15. Unify label for Prolif. and Diff. throughout the manuscript.

Corrected.

16. Please check the language, some expression is not clear.

We have reviewed carefully for correctness and readability.

17. Just a curiosity: Fen1, DNA2, MGME1 and ExoG work on the same substarate?

Yes, these enzymes can work on an overlapping set of substrates, but as shown in Fig. 4, they produce distinct products.

Reviewer 2 Report

Caston et al. tackle the question of how mitochondrial base excision repair (BER) can operate in in differentiated neuronal cells given that the nuclear flap endonucleases are down-regulated, along with most replication-associated enzymes, when DNA is no longer being replicated.  BER will continue to be required for repair of alkylation and oxidative damage to DNA.  By comparing flap endonuclease levels in growing and differentiated cells, they show that DNA2 and Fen1 are indeed much less present in differentiated cells.  However, two mitochondrial flap endonucleases are not down regulated.  

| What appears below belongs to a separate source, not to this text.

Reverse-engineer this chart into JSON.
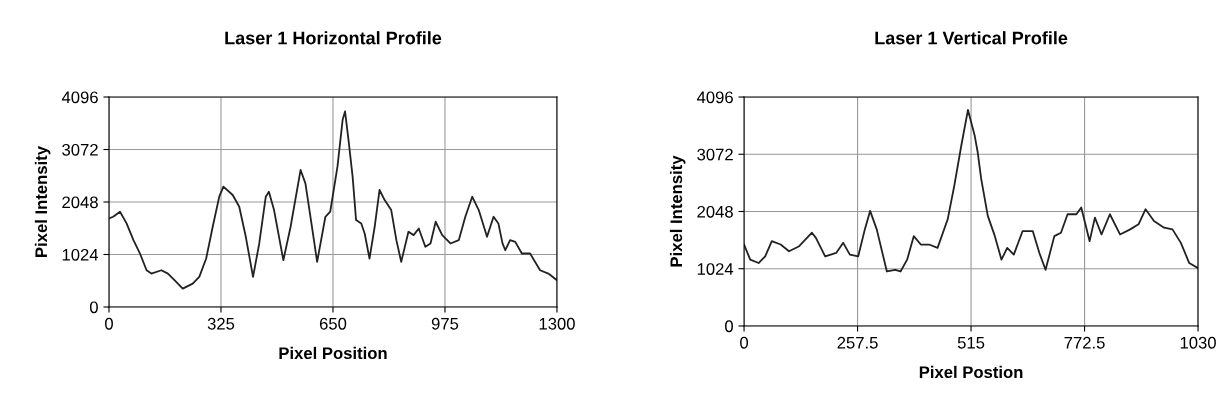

In vitro assay of flap endonuclease activity in whole cells shows that such activity is diminished in differentiated cell extract.  Characterization of the products of flap endonuclease activity show that Fen1 does not produce the products seen in either proliferating or differentiated cell mitochondria.  MGME1 produces a major band.  ExoG produces the smaller band, but also another band that is not seen with mitochondrial preparations.  So, the flap endonucleases of mitochondria are not easily explained by these enzymes.

Quantitative PCR was used to monitor the amount of DNA damage caused by peroxide and by an alkylating agent in growing and stationary cell mitochondria.   Although this technique seems to be very indirect, it is well established in the literature.  Overall, there is more PCR product after treatment in differentiated cells, implying robust repair if one assumes equal susceptibility to DNA damage.  It is noted that interpretation might also be difficult because loss of mitochondrial DNA and mitophagy are not known.  

Overall, this seems to be a sound set of experiments and a well written paper.  The findings constitute a significant contribution to our understanding of DNA repair in the mitochondria of nerve cells that are no longer proliferating. 

Author Response

We are grateful that this reviewer has found our paper worthy of publication.

Round 2

Reviewer 1 Report

Authors have made improvement for the manuscript, mainly on writing; however, the scientific quality can be improved to publishable level.

Author Response

We have done our best to improve the readability and clarity of the paper in response to the points of the academic editor.